D'ailleurs, lors de sa présentation, le directeur du Cnes reprend cette grille de prix de Spaceflight pour présenter l'initiative Esa L3 qui permettra aux acteurs privés d'embarquer à bord d'Ariane 6. "Ces prix paraissent raisonnables. On peut imaginer un coût de lancement de quelques centaines de milliers d'euros pour les plus petits satellites et 4 à 5 millions pour un satellite de 200 kg", avance-t-il.

Les startups du spatial pourront bientôt décoller de Kourou

Au-delà du lancement, cette nouvelle offre pourrait être complétée par d'autres services d'accompagnement des acteurs privés sur les traces là aussi de Spaceflight (dont le slogan est "Nous vous trouvons un lancement, nous pilotons votre mission et nous intégrons votre satellite").

Si le Cnes n'a pas de projet pour fabriquer des microlanceurs dédiés aux petits satellites, il pourrait selon Jérôme Vila "accompagner ces initiatives privées, les coacher, partager des investissements technologiques et mettre à disposition la base de lancement de Kourou en Guyane". Le directeur en profite pour mettre en garde les jeunes sociétés face aux prix dérisoires proposés par certains nouveaux acteurs pour des lancements de petits satellites : "Même si le satellite pesait zéro kilo, le lancement coûterait toujours entre 3 et 5 millions d'euros. N'hésitez pas à venir nous voir, on vous dira quel acteur est sérieux ou non".

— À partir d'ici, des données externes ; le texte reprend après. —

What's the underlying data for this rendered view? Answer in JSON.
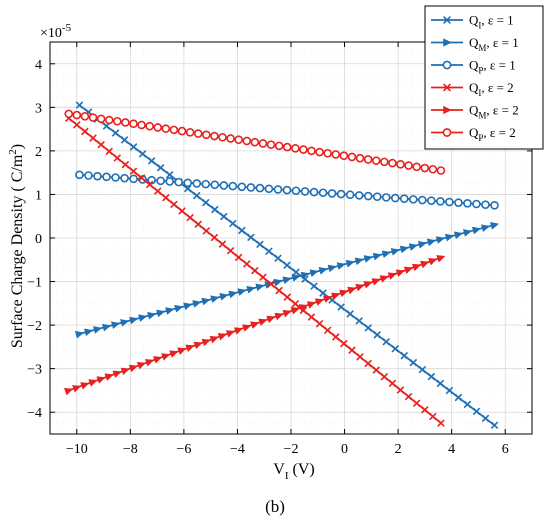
{
  "chart_data": {
    "type": "line",
    "title": "",
    "xlabel_main": "V",
    "xlabel_sub": "I",
    "xlabel_unit": " (V)",
    "ylabel_main": "Surface Charge Density ( C/m",
    "ylabel_sup": "2",
    "ylabel_end": ")",
    "y_multiplier_base": "×10",
    "y_multiplier_exp": "-5",
    "caption": "(b)",
    "xlim": [
      -11,
      7
    ],
    "ylim": [
      -4.5,
      4.5
    ],
    "xticks": [
      -10,
      -8,
      -6,
      -4,
      -2,
      0,
      2,
      4,
      6
    ],
    "yticks": [
      -4,
      -3,
      -2,
      -1,
      0,
      1,
      2,
      3,
      4
    ],
    "grid": true,
    "legend_position": "top-right",
    "colors": {
      "blue": "#1f6fb4",
      "red": "#e8201e"
    },
    "series": [
      {
        "name": "Q",
        "name_sub": "I",
        "name_rest": ", ε = 1",
        "color": "#1f6fb4",
        "marker": "x",
        "x": [
          -9.9,
          5.6
        ],
        "y": [
          3.05,
          -4.3
        ]
      },
      {
        "name": "Q",
        "name_sub": "M",
        "name_rest": ", ε = 1",
        "color": "#1f6fb4",
        "marker": "triangle",
        "x": [
          -9.9,
          5.6
        ],
        "y": [
          -2.2,
          0.3
        ]
      },
      {
        "name": "Q",
        "name_sub": "P",
        "name_rest": ", ε = 1",
        "color": "#1f6fb4",
        "marker": "circle",
        "x": [
          -9.9,
          5.6
        ],
        "y": [
          1.45,
          0.75
        ]
      },
      {
        "name": "Q",
        "name_sub": "I",
        "name_rest": ", ε = 2",
        "color": "#e8201e",
        "marker": "x",
        "x": [
          -10.3,
          3.6
        ],
        "y": [
          2.75,
          -4.25
        ]
      },
      {
        "name": "Q",
        "name_sub": "M",
        "name_rest": ", ε = 2",
        "color": "#e8201e",
        "marker": "triangle",
        "x": [
          -10.3,
          3.6
        ],
        "y": [
          -3.5,
          -0.45
        ]
      },
      {
        "name": "Q",
        "name_sub": "P",
        "name_rest": ", ε = 2",
        "color": "#e8201e",
        "marker": "circle",
        "x": [
          -10.3,
          3.6
        ],
        "y": [
          2.85,
          1.55
        ]
      }
    ]
  }
}
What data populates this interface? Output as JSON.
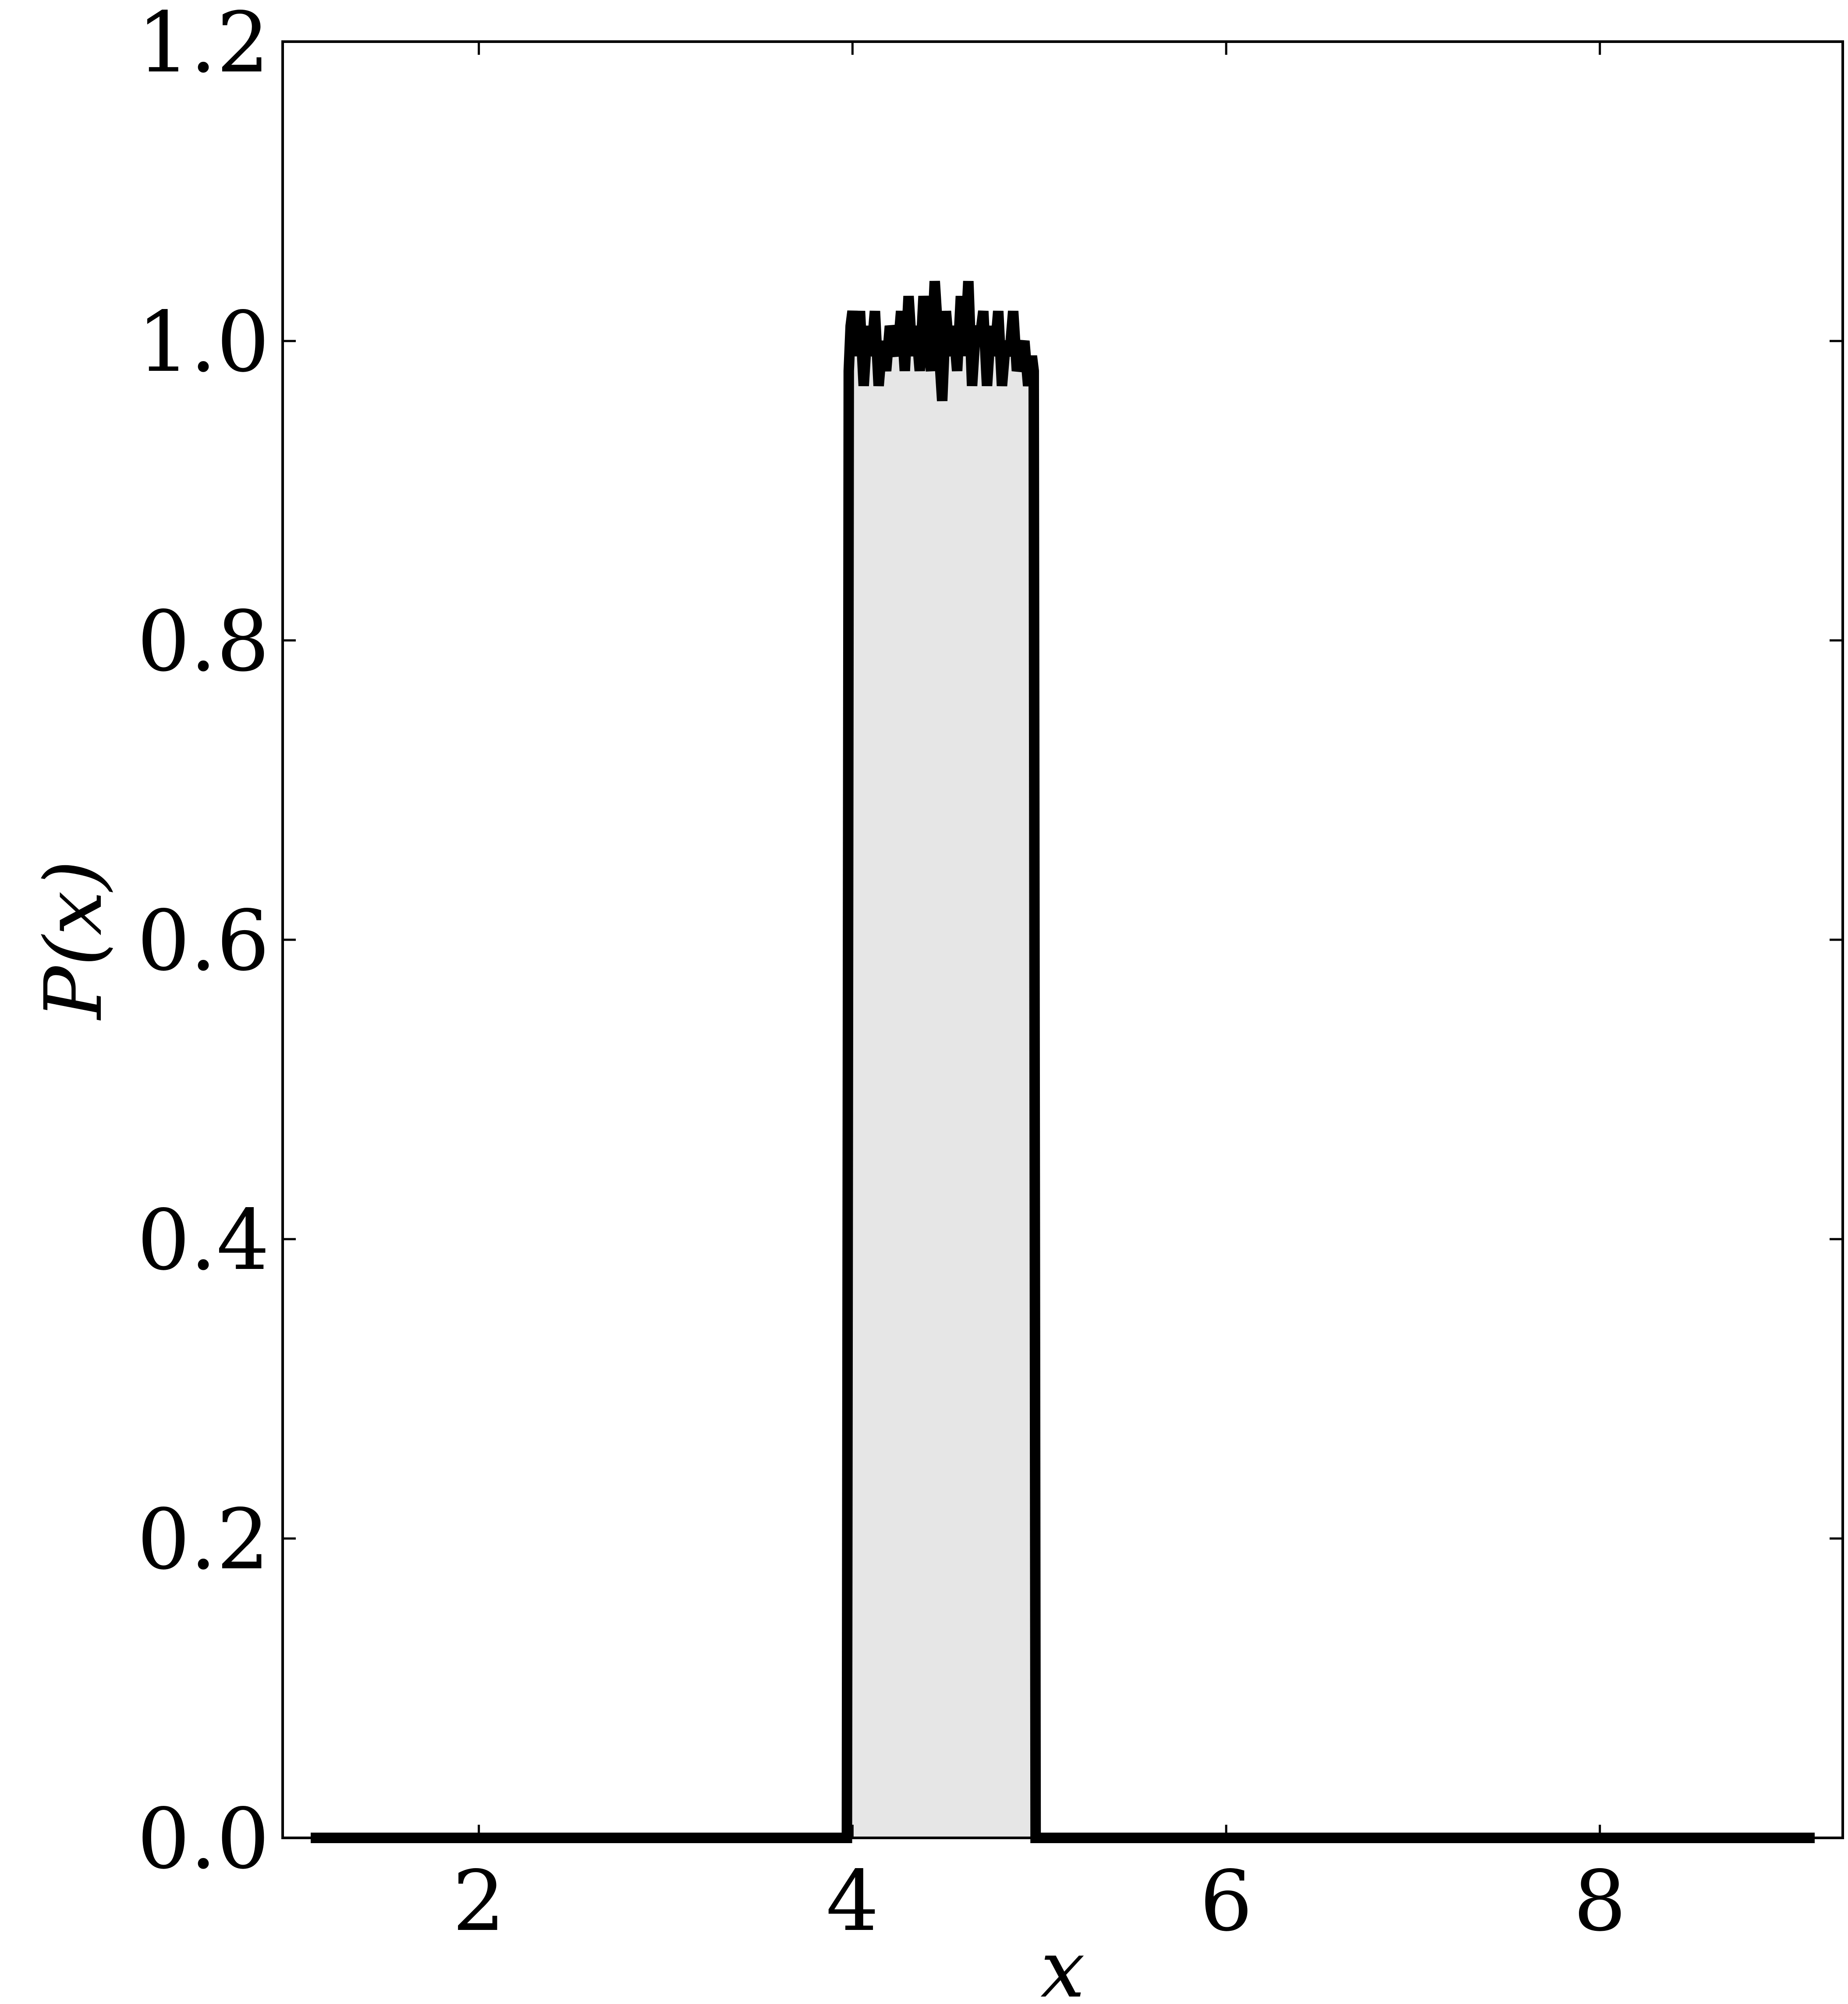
{
  "chart_data": {
    "type": "area",
    "title": "",
    "xlabel": "x",
    "ylabel": "P(x)",
    "xlim": [
      0.95,
      9.3
    ],
    "ylim": [
      0.0,
      1.2
    ],
    "xticks": [
      2,
      4,
      6,
      8
    ],
    "yticks": [
      0.0,
      0.2,
      0.4,
      0.6,
      0.8,
      1.0,
      1.2
    ],
    "xtick_labels": [
      "2",
      "4",
      "6",
      "8"
    ],
    "ytick_labels": [
      "0.0",
      "0.2",
      "0.4",
      "0.6",
      "0.8",
      "1.0",
      "1.2"
    ],
    "grid": false,
    "legend": "none",
    "colors": {
      "line": "#000000",
      "fill": "#e6e6e6",
      "axes": "#000000",
      "background": "#ffffff"
    },
    "series": [
      {
        "x": [
          1.1,
          3.97,
          3.98,
          3.99,
          4.0,
          4.02,
          4.04,
          4.06,
          4.08,
          4.1,
          4.12,
          4.14,
          4.16,
          4.18,
          4.2,
          4.22,
          4.24,
          4.26,
          4.28,
          4.3,
          4.32,
          4.34,
          4.36,
          4.38,
          4.4,
          4.42,
          4.44,
          4.46,
          4.48,
          4.5,
          4.52,
          4.54,
          4.56,
          4.58,
          4.6,
          4.62,
          4.64,
          4.66,
          4.68,
          4.7,
          4.72,
          4.74,
          4.76,
          4.78,
          4.8,
          4.82,
          4.84,
          4.86,
          4.88,
          4.9,
          4.92,
          4.94,
          4.96,
          4.97,
          4.98,
          4.99,
          9.15
        ],
        "y": [
          0.0,
          0.0,
          0.98,
          1.01,
          1.02,
          0.99,
          1.02,
          0.97,
          1.01,
          0.99,
          1.02,
          0.97,
          1.0,
          0.98,
          1.01,
          1.0,
          0.99,
          1.02,
          0.98,
          1.03,
          0.99,
          1.01,
          0.98,
          1.03,
          1.0,
          0.98,
          1.04,
          1.0,
          0.96,
          1.02,
          0.99,
          1.01,
          0.98,
          1.03,
          0.99,
          1.04,
          0.97,
          1.01,
          1.0,
          1.02,
          0.97,
          1.01,
          0.99,
          1.02,
          0.97,
          1.0,
          0.99,
          1.02,
          0.98,
          0.99,
          1.0,
          0.97,
          0.99,
          0.98,
          0.0,
          0.0,
          0.0
        ]
      }
    ]
  }
}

Par ailleurs, alors que la société d'Elon Musk SpaceX fait le show avec ses lanceurs réutilisables, le Cnes commence à son tour à plancher sur cette technologie via le projet Callisto. "Il s'agit d'un véhicule d'apprentissage pour réutiliser le premier étage du lanceur. L'objectif de cette démarche est d'expérimenter ce qui fait défaut à l'Europe en matière de réutilisation de lanceurs", décrit Jérôme Vila. D'ici 2020, le Cnes pourrait faire voler Callisto depuis Kourou : "Il y a là à la fois un enjeu en termes d'image mais aussi au niveau de la sécurité puisque le lanceur devrait réatterrir au même endroit sur la base de lancement".